Uma pena que por recalque da sociedade a maioria não saiba como lidar com o Lobo Mau quando encontre um e sofra por isso. O mundo poderia ser muito mais livre se nos aceitássemos como animais que vivem em um cio eterno em que alguém sempre estará fodendo alguém e que ser fodido não é desvantagem.

sexta-feira, 1 de agosto de 2014

Quero que haja sempre uma cerveja em sua mão e que esteja ao seu lado seu grande amor



Às vezes no final da noite sinto muito sua falta. Queria ter você aqui comigo agora. E às vezes no fim da noite sinto uma vontade enorme de tomar um gole de alguma cerveja amarga importada. E ao constatar no fim do meu dia quando deito para descansar que os meus desejos são esses, você e cerveja, não consigo imaginar uma prova de amor maior que essa. Obviamente para quem está de fora pode soar como uma forma estranha de amar, do meu jeito, sempre diferente de fazer as coisas.

Sei que isso não é o que esperam a maioria das mulheres, costumo dizer que para as mulheres serem amadas como sonham, elas devem amar outras mulheres e terem sorte, torcer, para encontrar alguém que possa ser tão carente quanto elas para serem correspondidas da mesma maneira. Os homens são menos glamorosos que as mulheres, amamos sem floreios, somos menos espetáculo. O nosso amor é mais direto, simples, como um leão no circo rugindo contra o chicote do adestrador, não somos o número de mágica, somos feras enjauladas. Mas nem por isso somos menos profundos, amamos menos. Ao menos eu sou assim, já que não posso afirmar sobre todos os homens, falo sobre o homem que sou.
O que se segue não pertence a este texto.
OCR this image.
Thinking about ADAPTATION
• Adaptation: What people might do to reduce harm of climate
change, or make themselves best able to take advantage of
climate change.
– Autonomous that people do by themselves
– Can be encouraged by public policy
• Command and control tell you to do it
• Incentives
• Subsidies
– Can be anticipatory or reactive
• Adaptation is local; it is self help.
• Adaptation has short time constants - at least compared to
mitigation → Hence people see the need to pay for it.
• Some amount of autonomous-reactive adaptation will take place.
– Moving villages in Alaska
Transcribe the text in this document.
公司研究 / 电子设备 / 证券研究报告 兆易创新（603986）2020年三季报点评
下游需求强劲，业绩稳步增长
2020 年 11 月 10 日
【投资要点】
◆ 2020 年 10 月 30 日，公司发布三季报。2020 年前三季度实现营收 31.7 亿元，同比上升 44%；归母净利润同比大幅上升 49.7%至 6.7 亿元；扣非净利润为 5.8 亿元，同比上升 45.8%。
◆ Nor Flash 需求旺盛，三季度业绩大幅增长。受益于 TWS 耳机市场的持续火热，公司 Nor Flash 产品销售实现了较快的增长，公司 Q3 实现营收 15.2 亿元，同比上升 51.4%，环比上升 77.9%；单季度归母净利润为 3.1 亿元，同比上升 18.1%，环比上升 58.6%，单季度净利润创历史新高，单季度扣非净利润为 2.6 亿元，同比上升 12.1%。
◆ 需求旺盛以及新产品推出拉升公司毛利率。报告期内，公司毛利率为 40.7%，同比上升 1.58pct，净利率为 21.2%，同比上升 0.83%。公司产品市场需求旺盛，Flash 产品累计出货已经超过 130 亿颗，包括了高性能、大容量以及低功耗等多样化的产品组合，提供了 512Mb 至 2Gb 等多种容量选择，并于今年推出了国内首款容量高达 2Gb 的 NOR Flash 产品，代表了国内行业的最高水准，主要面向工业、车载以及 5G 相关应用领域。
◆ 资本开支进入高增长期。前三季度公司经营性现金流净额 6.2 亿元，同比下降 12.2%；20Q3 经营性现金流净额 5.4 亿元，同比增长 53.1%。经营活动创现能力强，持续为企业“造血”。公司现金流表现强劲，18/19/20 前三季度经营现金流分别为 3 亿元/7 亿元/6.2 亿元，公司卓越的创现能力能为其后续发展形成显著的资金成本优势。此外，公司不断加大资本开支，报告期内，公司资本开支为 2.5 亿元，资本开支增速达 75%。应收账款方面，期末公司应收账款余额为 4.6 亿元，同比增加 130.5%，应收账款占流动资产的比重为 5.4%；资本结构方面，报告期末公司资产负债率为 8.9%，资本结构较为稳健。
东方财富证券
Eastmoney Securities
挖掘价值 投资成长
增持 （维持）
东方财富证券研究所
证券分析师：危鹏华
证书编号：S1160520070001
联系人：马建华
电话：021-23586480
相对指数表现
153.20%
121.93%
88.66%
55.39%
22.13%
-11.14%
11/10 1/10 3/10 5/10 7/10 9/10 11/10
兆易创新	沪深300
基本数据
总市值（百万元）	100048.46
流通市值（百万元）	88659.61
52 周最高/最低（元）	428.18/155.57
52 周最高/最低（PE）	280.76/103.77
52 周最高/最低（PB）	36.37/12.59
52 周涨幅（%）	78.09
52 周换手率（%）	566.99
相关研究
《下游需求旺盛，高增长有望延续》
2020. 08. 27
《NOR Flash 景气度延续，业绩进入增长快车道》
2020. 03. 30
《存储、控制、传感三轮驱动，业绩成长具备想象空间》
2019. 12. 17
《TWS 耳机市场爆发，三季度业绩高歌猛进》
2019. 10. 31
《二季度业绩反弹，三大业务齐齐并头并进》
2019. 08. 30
Como uma tempestade de areia que atinge todos os sentidos e arrebata exércitos, não como um jardim secreto escondido onde a Árvore do Segredo da Vida descansa. E ao me deparar que não é apenas por desejo, companhia ou intimidade que sinto sua falta, me surpreendo. Porque sentir isso é irracional. Sinto como se tivesse descoberto uma falha nas leis do Universo, como se tivesse descoberto um segredo da natureza por ninguém ainda revelado. Como se descobrisse que a gravidade não é universal ou uma maneira de enganar a morte. Mas no fundo, para nós humanos, não há nada mais natural do que o amor.
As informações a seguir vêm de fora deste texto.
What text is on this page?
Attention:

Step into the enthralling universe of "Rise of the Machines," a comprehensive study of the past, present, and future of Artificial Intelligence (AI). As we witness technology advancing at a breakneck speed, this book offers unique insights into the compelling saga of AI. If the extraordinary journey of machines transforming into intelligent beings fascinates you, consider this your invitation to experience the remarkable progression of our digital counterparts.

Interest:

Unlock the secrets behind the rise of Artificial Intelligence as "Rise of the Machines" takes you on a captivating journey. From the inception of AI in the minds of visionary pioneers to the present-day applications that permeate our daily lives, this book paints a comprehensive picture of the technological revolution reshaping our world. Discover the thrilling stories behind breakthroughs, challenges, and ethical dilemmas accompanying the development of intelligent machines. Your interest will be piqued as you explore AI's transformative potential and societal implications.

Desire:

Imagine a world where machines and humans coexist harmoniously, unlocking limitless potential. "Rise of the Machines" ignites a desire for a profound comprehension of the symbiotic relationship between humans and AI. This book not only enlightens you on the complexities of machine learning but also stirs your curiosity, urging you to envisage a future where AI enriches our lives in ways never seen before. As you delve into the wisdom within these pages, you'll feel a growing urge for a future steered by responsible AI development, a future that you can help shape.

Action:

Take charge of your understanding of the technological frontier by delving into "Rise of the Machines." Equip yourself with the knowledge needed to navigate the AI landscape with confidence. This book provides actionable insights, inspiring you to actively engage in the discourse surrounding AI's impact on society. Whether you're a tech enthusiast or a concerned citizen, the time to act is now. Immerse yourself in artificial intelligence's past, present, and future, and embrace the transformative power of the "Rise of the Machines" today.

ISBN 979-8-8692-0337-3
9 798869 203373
Somos treinados pela biologia para amar. A arma secreta da reprodução - o amor. E treinados para não acharmos que ele é algo natural, mas sim sobrenatural, especial, nos enganamos e nos perdemos. E assim encontramos o paradoxo de loucura do amor, entre o saber e o sentir. A dosagem desequilibrada dessa droga entorpecente engana sentidos e razão. Somos bombardeados pelos nervos super estimulados, glândulas que soltam e produzem substâncias para confundir o nosso cérebro, se espalham e queimam na veia e nos faz ter febre, para interromper as conexões dos nossos neurônios e nos tornar viciados.
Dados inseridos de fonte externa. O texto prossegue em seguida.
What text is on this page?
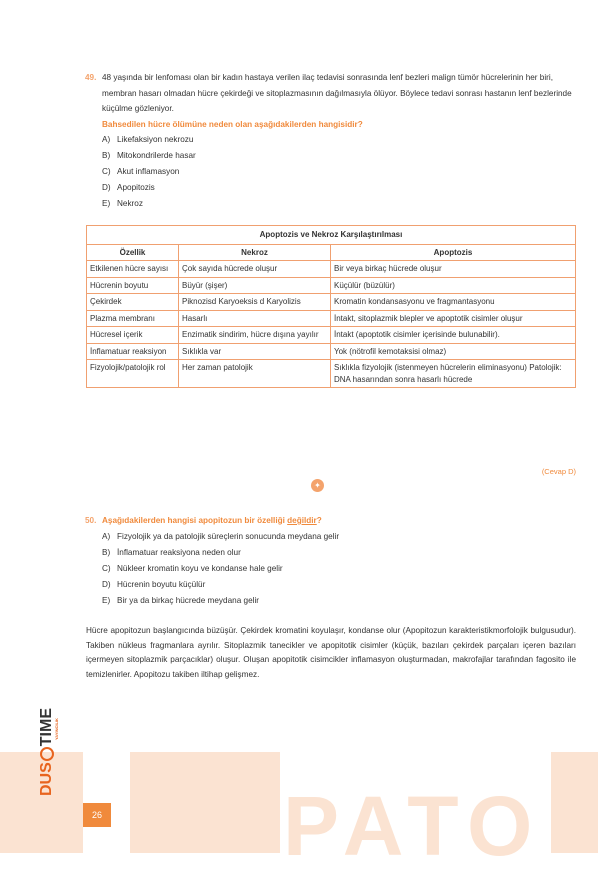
49. 48 yaşında bir lenfoması olan bir kadın hastaya verilen ilaç tedavisi sonrasında lenf bezleri malign tümör hücrelerinin her biri, membran hasarı olmadan hücre çekirdeği ve sitoplazmasının dağılmasıyla ölüyor. Böylece tedavi sonrası hastanın lenf bezlerinde küçülme gözleniyor.
Bahsedilen hücre ölümüne neden olan aşağıdakilerden hangisidir?
A) Likefaksiyon nekrozu
B) Mitokondrilerde hasar
C) Akut inflamasyon
D) Apopitozis
E) Nekroz
Apoptozis ve Nekroz Karşılaştırılması		
Özellik	Nekroz	Apoptozis
Etkilenen hücre sayısı	Çok sayıda hücrede oluşur	Bir veya birkaç hücrede oluşur
Hücrenin boyutu	Büyür (şişer)	Küçülür (büzülür)
Çekirdek	Piknozisd Karyoeksis d Karyolizis	Kromatin kondansasyonu ve fragmantasyonu
Plazma membranı	Hasarlı	İntakt, sitoplazmik blepler ve apoptotik cisimler oluşur
Hücresel içerik	Enzimatik sindirim, hücre dışına yayılır	İntakt (apoptotik cisimler içerisinde bulunabilir).
İnflamatuar reaksiyon	Sıklıkla var	Yok (nötrofil kemotaksisi olmaz)
Fizyolojik/patolojik rol	Her zaman patolojik	Sıklıkla fizyolojik (istenmeyen hücrelerin eliminasyonu) Patolojik: DNA hasarından sonra hasarlı hücrede
(Cevap D)
✦
50. Aşağıdakilerden hangisi apopitozun bir özelliği değildir?
A) Fizyolojik ya da patolojik süreçlerin sonucunda meydana gelir
B) İnflamatuar reaksiyona neden olur
C) Nükleer kromatin koyu ve kondanse hale gelir
D) Hücrenin boyutu küçülür
E) Bir ya da birkaç hücrede meydana gelir
Hücre apopitozun başlangıcında büzüşür. Çekirdek kromatini koyulaşır, kondanse olur (Apopitozun karakteristikmorfolojik bulgusudur). Takiben nükleus fragmanlara ayrılır. Sitoplazmik tanecikler ve apopitotik cisimler (küçük, bazıları çekirdek parçaları içeren bazıları içermeyen sitoplazmik parçacıklar) oluşur. Oluşan apopitotik cisimcikler inflamasyon oluşturmadan, makrofajlar tarafından fagosito ile temizlenirler. Apopitozu takiben iltihap gelişmez.
PATO
26
DUS
TIME YAYINCILIK
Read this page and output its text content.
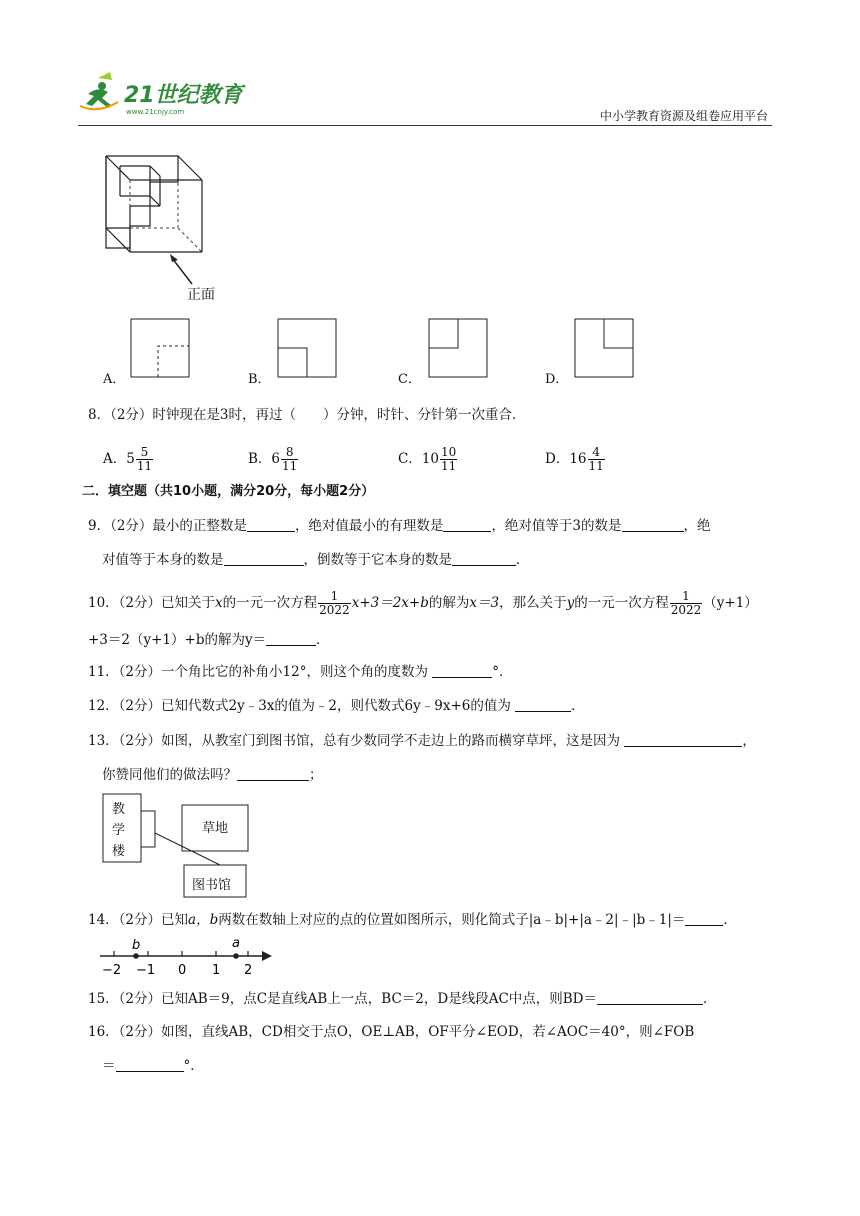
21世纪教育
www.21cnjy.com	中小学教育资源及组卷应用平台
正面
A．	B．	C．	D．
8．（2分）时钟现在是3时，再过（　　）分钟，时针、分针第一次重合．
A．$5 \frac{5}{11}$	B．$6 \frac{8}{11}$	C．$10 \frac{10}{11}$	D．$16 \frac{4}{11}$
二．填空题（共10小题，满分20分，每小题2分）
9．（2分）最小的正整数是	，绝对值最小的有理数是	，绝对值等于3的数是	，绝
对值等于本身的数是	，倒数等于它本身的数是	．
10．（2分）已知关于x的一元一次方程 $\frac{1}{2022} x+3=2x+b$的解为x＝3，那么关于y的一元一次方程 $\frac{1}{2022} (y+1)$
+3＝2（y+1）+b的解为y＝	．
11．（2分）一个角比它的补角小12°，则这个角的度数为	°．
12．（2分）已知代数式2y﹣3x的值为﹣2，则代数式6y﹣9x+6的值为	．
13．（2分）如图，从教室门到图书馆，总有少数同学不走边上的路而横穿草坪，这是因为	，
你赞同他们的做法吗？	；
教
学
楼
草地
图书馆
14．（2分）已知a，b两数在数轴上对应的点的位置如图所示，则化简式子|a﹣b|+|a﹣2|﹣|b﹣1|＝	．
b	a
−2 −1 0 1 2
15．（2分）已知AB＝9，点C是直线AB上一点，BC＝2，D是线段AC中点，则BD＝	．
16．（2分）如图，直线AB，CD相交于点O，OE⊥AB，OF平分∠EOD，若∠AOC＝40°，则∠FOB
＝	°．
A sensação de amar é semelhante a se drogar, produz os mesmos efeitos que saboreamos ao nos embebedarmos. Por isso, quando digo que sinto sua falta de noite, no fim do dia quando a verdade se revela e quando digo que também sinto vontade de tomar um gole gelado de alguma cerveja amarga importada me alegro e ao mesmo tempo me pasmo. Isso, no meu mundo, é realmente amor. Com espuma e malte, ou trigo, em suma: cevada e saudade. E a vontade de brindar a tudo isso é o que me fará acordar de manhã, amanhã e depois.